I am often doing parameter estimation using Levenberg-Marquard method which involves solving the following linear system at each step:

$$(H+\lambda I)\delta=r_{i}$$

where $H$ is a square Hessian matrix, $I$ is identity matrix, $r_{i}$ is residual vector(at i-th iteration), $\lambda$ is a damping factor, $\delta$ is improvement step to compute.

The $\lambda$ value is decreased when the step improved solution (reduced objective value) and increased otherwise.

The $\lambda$ parameter can allow solving ill-posed problems as it makes the Hessian positive definite.

In most cases $H$ is positive definite by itself, but sometimes not.

What to do in that case? Should I stop the iteration completely or increase lambda until $H$ becomes positive definite and solve the problem normally?

Best Answer

A similar question has been asked on MO a while ago. The answer is that you should neither stop the iteration, nor increase lambda. You could use a QR decomposition with pivoting, and set very small diagonal elements of R to zero (or use a singular value decomposition if this is a theoretical question). Another suggestion if this is too expensive was to add a small multiple of the identity to $J^TJ$ rather than by multiplying the diagonal elements by $(1+\lambda)$.
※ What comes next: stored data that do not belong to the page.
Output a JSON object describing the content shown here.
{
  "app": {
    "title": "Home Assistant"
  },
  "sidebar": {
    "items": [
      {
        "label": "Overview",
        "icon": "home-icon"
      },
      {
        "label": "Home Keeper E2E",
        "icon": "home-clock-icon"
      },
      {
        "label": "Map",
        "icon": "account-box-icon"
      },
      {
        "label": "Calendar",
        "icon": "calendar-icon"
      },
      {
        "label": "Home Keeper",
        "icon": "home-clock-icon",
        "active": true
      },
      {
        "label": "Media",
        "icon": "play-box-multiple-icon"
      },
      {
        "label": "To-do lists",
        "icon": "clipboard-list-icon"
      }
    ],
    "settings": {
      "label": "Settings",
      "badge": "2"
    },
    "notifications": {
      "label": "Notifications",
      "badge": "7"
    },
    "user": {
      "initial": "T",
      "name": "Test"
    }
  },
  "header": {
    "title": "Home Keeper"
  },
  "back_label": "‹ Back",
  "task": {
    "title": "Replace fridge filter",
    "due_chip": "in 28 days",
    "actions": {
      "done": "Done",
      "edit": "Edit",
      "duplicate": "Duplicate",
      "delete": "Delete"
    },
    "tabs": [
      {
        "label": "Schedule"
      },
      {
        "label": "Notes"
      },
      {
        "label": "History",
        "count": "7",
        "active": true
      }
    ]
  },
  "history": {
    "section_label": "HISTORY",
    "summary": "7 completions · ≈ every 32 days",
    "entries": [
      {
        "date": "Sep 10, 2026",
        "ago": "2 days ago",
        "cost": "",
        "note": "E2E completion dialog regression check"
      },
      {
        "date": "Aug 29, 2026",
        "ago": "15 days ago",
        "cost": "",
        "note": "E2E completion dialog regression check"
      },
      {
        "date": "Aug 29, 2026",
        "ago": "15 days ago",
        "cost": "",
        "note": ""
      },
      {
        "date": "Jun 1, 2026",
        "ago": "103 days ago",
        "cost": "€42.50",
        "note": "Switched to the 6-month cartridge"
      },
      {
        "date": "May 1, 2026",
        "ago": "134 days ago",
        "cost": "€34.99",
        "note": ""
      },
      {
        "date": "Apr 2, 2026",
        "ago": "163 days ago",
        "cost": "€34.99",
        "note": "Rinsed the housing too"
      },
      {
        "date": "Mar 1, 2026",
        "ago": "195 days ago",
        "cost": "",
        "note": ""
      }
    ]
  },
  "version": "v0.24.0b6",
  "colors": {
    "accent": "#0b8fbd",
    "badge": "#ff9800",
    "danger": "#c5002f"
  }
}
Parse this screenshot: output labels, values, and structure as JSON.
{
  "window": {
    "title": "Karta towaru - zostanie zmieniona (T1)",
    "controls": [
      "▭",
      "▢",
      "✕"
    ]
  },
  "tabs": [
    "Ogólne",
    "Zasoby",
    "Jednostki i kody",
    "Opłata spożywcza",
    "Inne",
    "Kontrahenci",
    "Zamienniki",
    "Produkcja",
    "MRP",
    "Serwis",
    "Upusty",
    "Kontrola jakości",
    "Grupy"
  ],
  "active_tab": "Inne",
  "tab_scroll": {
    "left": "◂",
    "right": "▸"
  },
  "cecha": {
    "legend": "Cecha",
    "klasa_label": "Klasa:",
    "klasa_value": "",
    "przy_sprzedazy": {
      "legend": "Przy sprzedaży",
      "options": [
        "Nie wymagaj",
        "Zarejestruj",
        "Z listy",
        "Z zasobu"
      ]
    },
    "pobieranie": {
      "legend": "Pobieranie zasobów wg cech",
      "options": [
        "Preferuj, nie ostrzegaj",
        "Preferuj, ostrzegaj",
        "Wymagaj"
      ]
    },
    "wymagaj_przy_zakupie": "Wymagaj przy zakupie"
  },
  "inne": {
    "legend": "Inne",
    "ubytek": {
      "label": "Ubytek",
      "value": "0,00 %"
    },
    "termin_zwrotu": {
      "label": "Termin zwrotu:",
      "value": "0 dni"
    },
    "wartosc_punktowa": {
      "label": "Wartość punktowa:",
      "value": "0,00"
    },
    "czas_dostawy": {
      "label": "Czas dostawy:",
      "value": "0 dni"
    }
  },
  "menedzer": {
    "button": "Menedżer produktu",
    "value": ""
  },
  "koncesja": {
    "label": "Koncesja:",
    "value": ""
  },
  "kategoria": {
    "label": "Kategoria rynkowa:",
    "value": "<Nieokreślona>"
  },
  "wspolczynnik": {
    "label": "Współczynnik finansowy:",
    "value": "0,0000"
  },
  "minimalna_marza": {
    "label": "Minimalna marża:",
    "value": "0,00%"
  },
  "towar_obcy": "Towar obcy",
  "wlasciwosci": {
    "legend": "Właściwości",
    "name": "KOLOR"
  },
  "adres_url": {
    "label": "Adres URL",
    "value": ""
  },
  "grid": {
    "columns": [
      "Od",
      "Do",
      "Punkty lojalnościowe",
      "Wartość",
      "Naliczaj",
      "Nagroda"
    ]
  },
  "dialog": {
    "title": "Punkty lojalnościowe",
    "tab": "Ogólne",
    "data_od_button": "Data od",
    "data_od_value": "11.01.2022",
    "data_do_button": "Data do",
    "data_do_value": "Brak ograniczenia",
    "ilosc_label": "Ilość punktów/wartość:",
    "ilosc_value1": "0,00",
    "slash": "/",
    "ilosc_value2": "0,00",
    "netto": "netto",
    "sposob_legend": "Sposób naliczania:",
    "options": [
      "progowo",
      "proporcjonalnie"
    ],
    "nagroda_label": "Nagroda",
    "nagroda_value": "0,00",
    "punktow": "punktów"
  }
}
This last suggestion actually shows that your presentation of the problem is not accurate. Your are not really solving $(H+\lambda I)\delta=r_{i}$. (In that case, any $\lambda>0$ would make your problem positive definite, because the Hessian $H$ is semi-definite.) Instead, the Levenberg-Marquard method solves

$$(J^T J + \lambda\, \operatorname{diag}(J^T J)) \delta = J^T [y - f(\boldsymbol \beta)]$$

Here, it can indeed happen that the problem stays singular for $\lambda>0$, but increasing $\lambda$ won't help.